1/2 Cup Dairy Free Milk (I used Coconut from a box)
1 Lemon - Freshly Squeezed (or 1 1/2 tbsp Apple Cider Vinegar)
1/2 Cup Chickpea Flour
1/2 Tbsp Psyllium Husk
1/2 tsp each: Garlic Salt, Turmeric, Paprika and Black Pepper (or to taste)
1/4 tsp Baking Soda
1 Tbsp Nutritional Yeast
If you have black salt, a sprinkle at the end would make it more "eggy"
- Combine your dairy free milk and lemon juice, set aside for 3-5 minutes.
- Whisk the balance of the ingredients together in a medium size bowl.
- Add the wet to the dry, whisk until smooth like pancake batter.
- Preheat a nonstick pan/skillet over medium to medium-high heat. Once it is hot lightly grease and pour desired amount on the skillet. You can make a huge one, two small, three smaller etc.
- Cook, allow to bubble, and cook until the top is tacky / nearly firm.
- While cooking, prepare your desired fillings.
- Flip, cook for 1-2 more minutes.
- Re-flip so the pretty side faces up, fill one half of the omelette with any fillings. Fold the empty side over the filling and Bon Appétit!!!
Fill with your favorites, I chose and highly recommend trying:
Tahini Lime Cashew Cheese (Click for recipe)
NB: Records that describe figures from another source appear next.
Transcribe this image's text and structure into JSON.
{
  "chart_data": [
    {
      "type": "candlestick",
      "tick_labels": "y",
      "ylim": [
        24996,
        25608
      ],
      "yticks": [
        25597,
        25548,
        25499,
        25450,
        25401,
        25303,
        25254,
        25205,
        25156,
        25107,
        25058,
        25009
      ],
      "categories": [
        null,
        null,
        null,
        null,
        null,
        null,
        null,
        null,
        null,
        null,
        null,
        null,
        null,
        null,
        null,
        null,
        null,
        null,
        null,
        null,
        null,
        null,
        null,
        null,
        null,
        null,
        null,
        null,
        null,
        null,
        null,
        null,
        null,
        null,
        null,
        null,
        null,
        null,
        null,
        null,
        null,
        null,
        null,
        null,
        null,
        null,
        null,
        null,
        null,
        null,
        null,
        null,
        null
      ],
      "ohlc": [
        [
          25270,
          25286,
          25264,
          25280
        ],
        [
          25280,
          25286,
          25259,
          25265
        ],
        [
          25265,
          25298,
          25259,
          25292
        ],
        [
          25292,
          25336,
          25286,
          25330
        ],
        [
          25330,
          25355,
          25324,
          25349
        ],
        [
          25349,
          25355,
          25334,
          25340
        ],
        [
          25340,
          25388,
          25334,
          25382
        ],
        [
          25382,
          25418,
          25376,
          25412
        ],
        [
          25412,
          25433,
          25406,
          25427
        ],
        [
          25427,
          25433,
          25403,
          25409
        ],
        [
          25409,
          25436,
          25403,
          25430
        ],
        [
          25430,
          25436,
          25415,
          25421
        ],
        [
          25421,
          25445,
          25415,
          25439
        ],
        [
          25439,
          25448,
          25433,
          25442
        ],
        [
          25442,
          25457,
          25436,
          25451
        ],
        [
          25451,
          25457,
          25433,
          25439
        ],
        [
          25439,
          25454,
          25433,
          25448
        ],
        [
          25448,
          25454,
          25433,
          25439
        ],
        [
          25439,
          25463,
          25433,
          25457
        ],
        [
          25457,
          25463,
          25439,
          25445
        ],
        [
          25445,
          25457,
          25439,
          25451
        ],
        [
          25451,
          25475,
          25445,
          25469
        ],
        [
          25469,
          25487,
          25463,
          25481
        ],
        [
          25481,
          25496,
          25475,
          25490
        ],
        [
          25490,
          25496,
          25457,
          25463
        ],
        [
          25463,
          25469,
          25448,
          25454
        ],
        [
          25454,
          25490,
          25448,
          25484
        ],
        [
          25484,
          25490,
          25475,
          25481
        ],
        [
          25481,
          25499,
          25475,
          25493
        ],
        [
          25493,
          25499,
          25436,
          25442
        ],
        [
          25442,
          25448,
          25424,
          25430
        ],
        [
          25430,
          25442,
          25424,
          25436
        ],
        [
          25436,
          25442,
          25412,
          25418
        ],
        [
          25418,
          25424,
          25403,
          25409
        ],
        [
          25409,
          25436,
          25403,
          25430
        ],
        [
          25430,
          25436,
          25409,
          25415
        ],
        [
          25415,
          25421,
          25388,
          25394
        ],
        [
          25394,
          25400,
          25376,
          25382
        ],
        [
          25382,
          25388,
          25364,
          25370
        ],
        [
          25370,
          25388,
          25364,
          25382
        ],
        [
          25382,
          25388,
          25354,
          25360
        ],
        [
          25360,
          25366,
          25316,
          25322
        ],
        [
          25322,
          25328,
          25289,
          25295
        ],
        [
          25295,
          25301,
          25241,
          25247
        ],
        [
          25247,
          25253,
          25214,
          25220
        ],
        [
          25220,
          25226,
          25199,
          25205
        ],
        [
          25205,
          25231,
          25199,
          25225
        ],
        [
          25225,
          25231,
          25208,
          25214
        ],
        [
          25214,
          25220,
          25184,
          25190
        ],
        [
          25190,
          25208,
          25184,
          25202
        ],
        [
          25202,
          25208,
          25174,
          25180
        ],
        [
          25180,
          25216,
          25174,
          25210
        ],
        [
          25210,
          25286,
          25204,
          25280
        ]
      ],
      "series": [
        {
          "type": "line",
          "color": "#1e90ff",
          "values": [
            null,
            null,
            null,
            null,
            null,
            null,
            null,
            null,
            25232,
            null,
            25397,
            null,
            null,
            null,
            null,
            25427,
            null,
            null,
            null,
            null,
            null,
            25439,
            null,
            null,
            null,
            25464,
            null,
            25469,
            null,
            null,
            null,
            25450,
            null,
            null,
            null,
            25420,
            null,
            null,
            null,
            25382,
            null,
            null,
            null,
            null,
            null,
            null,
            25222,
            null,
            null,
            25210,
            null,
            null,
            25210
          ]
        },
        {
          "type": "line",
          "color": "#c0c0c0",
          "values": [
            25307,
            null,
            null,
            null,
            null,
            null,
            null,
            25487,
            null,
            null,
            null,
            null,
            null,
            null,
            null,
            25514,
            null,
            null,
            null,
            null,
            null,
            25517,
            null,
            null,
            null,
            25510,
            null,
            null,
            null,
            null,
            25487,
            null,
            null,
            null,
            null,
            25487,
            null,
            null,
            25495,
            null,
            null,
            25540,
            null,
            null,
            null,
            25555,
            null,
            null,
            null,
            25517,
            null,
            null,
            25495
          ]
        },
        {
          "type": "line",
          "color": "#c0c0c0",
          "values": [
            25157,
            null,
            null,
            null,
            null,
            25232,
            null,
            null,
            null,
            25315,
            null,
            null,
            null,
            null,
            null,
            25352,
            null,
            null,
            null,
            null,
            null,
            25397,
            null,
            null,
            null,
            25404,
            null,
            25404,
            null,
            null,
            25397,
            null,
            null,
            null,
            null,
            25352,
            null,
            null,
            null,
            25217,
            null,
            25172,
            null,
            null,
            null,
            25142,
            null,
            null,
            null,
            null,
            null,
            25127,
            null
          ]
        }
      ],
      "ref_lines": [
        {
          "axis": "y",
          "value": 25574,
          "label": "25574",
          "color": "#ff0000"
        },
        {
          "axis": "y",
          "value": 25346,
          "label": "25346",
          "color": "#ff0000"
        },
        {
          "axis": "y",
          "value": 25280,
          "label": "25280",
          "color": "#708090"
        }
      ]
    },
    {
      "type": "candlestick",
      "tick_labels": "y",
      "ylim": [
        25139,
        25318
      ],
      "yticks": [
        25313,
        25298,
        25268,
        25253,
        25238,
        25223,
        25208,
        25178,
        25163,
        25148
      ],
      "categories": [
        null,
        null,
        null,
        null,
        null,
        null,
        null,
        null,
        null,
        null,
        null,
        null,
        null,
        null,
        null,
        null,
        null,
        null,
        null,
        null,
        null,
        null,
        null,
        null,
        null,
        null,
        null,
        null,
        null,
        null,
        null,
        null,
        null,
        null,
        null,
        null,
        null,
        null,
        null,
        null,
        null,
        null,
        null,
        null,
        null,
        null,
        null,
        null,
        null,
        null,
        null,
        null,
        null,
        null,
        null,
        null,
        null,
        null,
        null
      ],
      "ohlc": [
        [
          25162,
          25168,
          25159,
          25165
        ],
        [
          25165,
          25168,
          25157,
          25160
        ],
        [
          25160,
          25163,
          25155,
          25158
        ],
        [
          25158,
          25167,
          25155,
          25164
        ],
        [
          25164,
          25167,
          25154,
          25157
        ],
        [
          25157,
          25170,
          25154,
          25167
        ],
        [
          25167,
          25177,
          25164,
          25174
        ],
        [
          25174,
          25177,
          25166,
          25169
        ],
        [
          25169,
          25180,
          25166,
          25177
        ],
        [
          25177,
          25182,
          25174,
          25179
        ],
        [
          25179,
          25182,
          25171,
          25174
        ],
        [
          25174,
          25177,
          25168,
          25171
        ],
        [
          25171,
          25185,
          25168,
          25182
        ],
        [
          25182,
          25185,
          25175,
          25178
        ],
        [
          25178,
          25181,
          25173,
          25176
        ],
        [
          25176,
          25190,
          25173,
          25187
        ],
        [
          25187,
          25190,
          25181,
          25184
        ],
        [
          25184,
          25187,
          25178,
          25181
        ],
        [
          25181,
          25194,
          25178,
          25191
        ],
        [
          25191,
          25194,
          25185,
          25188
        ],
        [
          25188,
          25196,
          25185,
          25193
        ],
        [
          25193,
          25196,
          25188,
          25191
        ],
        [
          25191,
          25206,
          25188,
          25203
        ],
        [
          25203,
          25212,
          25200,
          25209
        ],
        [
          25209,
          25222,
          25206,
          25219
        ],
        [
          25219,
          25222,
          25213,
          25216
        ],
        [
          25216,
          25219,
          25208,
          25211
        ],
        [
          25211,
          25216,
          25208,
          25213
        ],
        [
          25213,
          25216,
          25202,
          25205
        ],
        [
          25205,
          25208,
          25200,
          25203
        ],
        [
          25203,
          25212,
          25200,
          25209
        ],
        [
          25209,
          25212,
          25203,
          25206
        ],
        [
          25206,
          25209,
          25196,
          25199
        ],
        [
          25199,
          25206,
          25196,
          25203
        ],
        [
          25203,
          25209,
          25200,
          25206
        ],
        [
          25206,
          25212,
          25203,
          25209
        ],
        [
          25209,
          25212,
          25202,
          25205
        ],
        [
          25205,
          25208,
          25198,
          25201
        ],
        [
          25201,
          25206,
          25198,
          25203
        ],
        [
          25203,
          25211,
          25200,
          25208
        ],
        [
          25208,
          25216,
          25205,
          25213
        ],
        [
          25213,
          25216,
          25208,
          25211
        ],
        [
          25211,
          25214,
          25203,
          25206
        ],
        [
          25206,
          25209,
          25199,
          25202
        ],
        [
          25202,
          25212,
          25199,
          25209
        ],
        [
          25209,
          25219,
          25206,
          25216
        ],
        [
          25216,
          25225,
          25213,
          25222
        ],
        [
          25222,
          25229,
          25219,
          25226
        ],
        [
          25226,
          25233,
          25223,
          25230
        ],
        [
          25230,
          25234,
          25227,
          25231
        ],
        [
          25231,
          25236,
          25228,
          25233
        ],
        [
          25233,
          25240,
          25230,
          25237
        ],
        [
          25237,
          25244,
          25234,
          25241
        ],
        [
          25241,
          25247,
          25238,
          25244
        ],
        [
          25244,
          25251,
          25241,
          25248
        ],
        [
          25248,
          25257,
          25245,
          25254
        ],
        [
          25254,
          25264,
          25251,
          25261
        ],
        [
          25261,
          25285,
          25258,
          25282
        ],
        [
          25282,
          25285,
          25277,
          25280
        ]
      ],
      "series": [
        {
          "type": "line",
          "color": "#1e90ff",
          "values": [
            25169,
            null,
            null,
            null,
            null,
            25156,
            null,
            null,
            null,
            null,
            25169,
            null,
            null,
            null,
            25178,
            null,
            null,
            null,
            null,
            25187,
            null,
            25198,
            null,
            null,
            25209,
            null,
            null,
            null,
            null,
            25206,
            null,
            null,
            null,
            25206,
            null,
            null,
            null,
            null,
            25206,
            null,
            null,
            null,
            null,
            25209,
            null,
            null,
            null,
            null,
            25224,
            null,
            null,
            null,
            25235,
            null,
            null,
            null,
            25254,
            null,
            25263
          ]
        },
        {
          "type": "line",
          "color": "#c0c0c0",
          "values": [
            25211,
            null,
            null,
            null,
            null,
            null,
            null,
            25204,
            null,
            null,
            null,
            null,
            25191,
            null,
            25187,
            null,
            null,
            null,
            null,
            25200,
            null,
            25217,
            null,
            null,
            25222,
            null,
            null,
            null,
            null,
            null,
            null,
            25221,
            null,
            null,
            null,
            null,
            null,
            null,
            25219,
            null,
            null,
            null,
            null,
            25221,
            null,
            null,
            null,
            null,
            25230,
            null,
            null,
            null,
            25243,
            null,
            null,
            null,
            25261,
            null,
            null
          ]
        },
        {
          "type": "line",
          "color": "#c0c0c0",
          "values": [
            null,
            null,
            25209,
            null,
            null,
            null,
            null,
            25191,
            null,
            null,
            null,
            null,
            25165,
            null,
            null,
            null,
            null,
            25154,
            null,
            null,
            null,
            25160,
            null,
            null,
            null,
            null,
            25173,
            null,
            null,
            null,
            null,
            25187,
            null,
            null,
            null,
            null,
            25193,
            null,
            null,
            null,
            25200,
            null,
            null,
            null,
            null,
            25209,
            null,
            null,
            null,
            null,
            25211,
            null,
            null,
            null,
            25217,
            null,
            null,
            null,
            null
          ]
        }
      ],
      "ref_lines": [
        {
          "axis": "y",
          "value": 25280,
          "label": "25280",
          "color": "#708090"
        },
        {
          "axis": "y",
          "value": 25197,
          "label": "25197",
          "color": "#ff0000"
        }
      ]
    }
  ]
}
A Handful of Cherry Tomatoes - Sliced
1/3 of a Chopped Onion
1 Small Chopped Green Bell Pepper
1-2 Cloves of Garlic - Diced Fine
Sauté onions and green bell pepper for 5+ minutes in a little vegetable oil, vegetable broth (or water) for oil-free. I added the garlic and moved it around for about 30 seconds and then added the tomatoes, moved them around for about 20-30 seconds and removed it from the heat.